リッツ・カールトン元日本支社長が明かす「仕事の感性」の磨き方:仕事で結果を出せる『一流の想像力』 2番目の画像
by Bruce Guenter
 ある日、リッツ・カールトンに「来月、このホテルのスイートを予約しており、プロポーズをしたいと考えている」という男性が現れた。彼は、ホテルのルームサービスを、ワゴンで1回で運んで終わりではなく、スープやサラダ、肉……とレストランのように別々に持ってきて欲しいと頼んだのだ。実はこの要求、簡単なことではない。ホテルの忙しい時間帯に、スタッフ用のエレベーターを1台確保しなければならないからだ。

 さらに、ハートの氷細工(アイスカービング)を作って、指輪をそのアイスカービングの中に埋めて、最後のデザートを食べている時に、ちょうどよく氷が溶け、指輪が出てくる仕組みに欲しいと男性客は頼んできた。

 こんなにも無理な要求の仕事を受けるのは、リッツ・カールトンらしいといえばリッツ・カールトンらしい。アイスカービング代はもちろん男性客に請求するものの、うまく氷が溶けて指輪が出てくるような氷細工を作るには、何回か実験が必要だ。

 何回か実験することは、はっきり言ってホテルにとってコストでしかない。しかし、このリッツ・カールトンでプロポーズが成功したら、この男性客は他のホテルで結婚式を挙げるだろうか? 答えは否である。リッツ・カールトンで挙式をし、記念日のたびに必ず来てくれるようになるのだ。

 手間暇を少しかけるだけで、結果的に彼らは将来にわたってお客様として足を運んでくれる。このことをスタッフは想像できたからこそ、無理な要求も素早く笑顔で受けたのだ。

想像力を刺激する準備を怠るな

 先ほど紹介した「プロポーズ大作戦」の他にも、リッツ・カールトンにはたくさんの素晴らしいエピソードがある。もちろん、すべての要望に応えられるわけではない。しかし、代案という形で仕事の“結果”を出している。

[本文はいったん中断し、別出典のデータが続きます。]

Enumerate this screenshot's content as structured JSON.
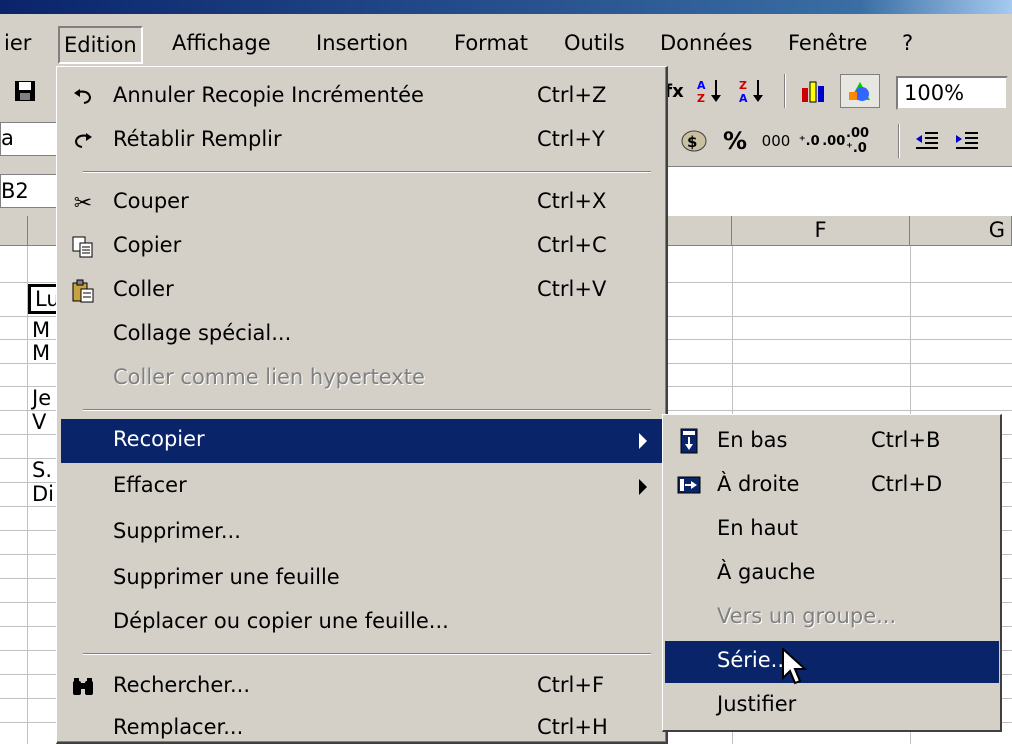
{
  "menubar": {
    "items": [
      "ier",
      "Edition",
      "Affichage",
      "Insertion",
      "Format",
      "Outils",
      "Données",
      "Fenêtre",
      "?"
    ]
  },
  "toolbar": {
    "zoom": "100%",
    "font_value": "a",
    "percent": "%",
    "thousands": "000",
    "dec_inc": "⁺.0 .00",
    "dec_dec": ".00 ⁺.0"
  },
  "namebox": {
    "value": "B2"
  },
  "columns": {
    "f": "F",
    "g": "G"
  },
  "cells": [
    "Lu",
    "M",
    "M",
    "Je",
    "V",
    "S.",
    "Di"
  ],
  "edit_menu": {
    "items": [
      {
        "label": "Annuler Recopie Incrémentée",
        "shortcut": "Ctrl+Z",
        "icon": "undo-icon"
      },
      {
        "label": "Rétablir Remplir",
        "shortcut": "Ctrl+Y",
        "icon": "redo-icon"
      },
      {
        "label": "Couper",
        "shortcut": "Ctrl+X",
        "icon": "scissors-icon"
      },
      {
        "label": "Copier",
        "shortcut": "Ctrl+C",
        "icon": "copy-icon"
      },
      {
        "label": "Coller",
        "shortcut": "Ctrl+V",
        "icon": "paste-icon"
      },
      {
        "label": "Collage spécial...",
        "shortcut": ""
      },
      {
        "label": "Coller comme lien hypertexte",
        "shortcut": "",
        "disabled": true
      },
      {
        "label": "Recopier",
        "shortcut": "",
        "submenu": true,
        "highlighted": true
      },
      {
        "label": "Effacer",
        "shortcut": "",
        "submenu": true
      },
      {
        "label": "Supprimer...",
        "shortcut": ""
      },
      {
        "label": "Supprimer une feuille",
        "shortcut": ""
      },
      {
        "label": "Déplacer ou copier une feuille...",
        "shortcut": ""
      },
      {
        "label": "Rechercher...",
        "shortcut": "Ctrl+F",
        "icon": "binoculars-icon"
      },
      {
        "label": "Remplacer...",
        "shortcut": "Ctrl+H"
      }
    ]
  },
  "fill_submenu": {
    "items": [
      {
        "label": "En bas",
        "shortcut": "Ctrl+B",
        "icon": "fill-down-icon"
      },
      {
        "label": "À droite",
        "shortcut": "Ctrl+D",
        "icon": "fill-right-icon"
      },
      {
        "label": "En haut",
        "shortcut": ""
      },
      {
        "label": "À gauche",
        "shortcut": ""
      },
      {
        "label": "Vers un groupe...",
        "shortcut": "",
        "disabled": true
      },
      {
        "label": "Série...",
        "shortcut": "",
        "highlighted": true
      },
      {
        "label": "Justifier",
        "shortcut": ""
      }
    ]
  },
  "colors": {
    "highlight": "#0a246a",
    "face": "#d4d0c8",
    "disabled": "#808080"
  }
}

 客の依頼に迅速かつ最善を尽くした対応ができるのは、なぜだろうか? それは、想像力を刺激する準備が常日頃できているからである。彼らは、常日頃から客を喜ばせる「作戦」という名の「仕事の結果」を出していて、その作戦と結果を世界中のリッツ・カールトンに共有しているのだ。

 共有された作戦は、徐々にスタッフの中にアイデアとして蓄積されていく。アイデアとして蓄積されているからこそ、要望に完璧に応えられない場合でも、代案が出せるのだ。このように、他のチームのアイデアを自分たちのチームでも共有することで、いざという時に助けになるのだ。

“言葉”で想像力の翼を広げる

 リッツ・カールトンは、作戦とその結果のみを共有しているわけではない。彼らは、「言葉」や「ことわざ」もシェアしている。言葉の気づきをシェアすることで、それぞれの価値観を垣間見ることができるからだ。お互いに刺激を受け、その結果お互いを理解し合うことができる。

 読書や映画、人との会話で胸に響く言葉と出会ったとき、一人で味わうのではなく、スタッフ同士でシェアして味わうのだ。そして、その言葉についてディスカッションしてみると尚良いと著者は主張する。

 これは感性の筋トレにもなるが、言葉の様々な解釈の仕方を想像する「想像力」を鍛えるにはもってこいの方法なのだ。


 今回は、リッツ・カールトンで実際にあったお話を1つしか紹介できなかったが、1つのお話だけでも、様々な気づきがあることがわかって頂けただろうか。ビジネスにおいて、顧客のニーズをしっかりと把握すること(ニーズに気づくこと)はとても重要になってくる。リッツ・カールトンはその体現者と言えるだろう。

 本書にはリッツ・カールトンに関しての話以外にもこのように気づきのきっかけになるような実話がたくさん紹介されている。読み物としても、仕事へのモチベーションを上げる自己啓発本としても優秀な本書をぜひ手にとって欲しい。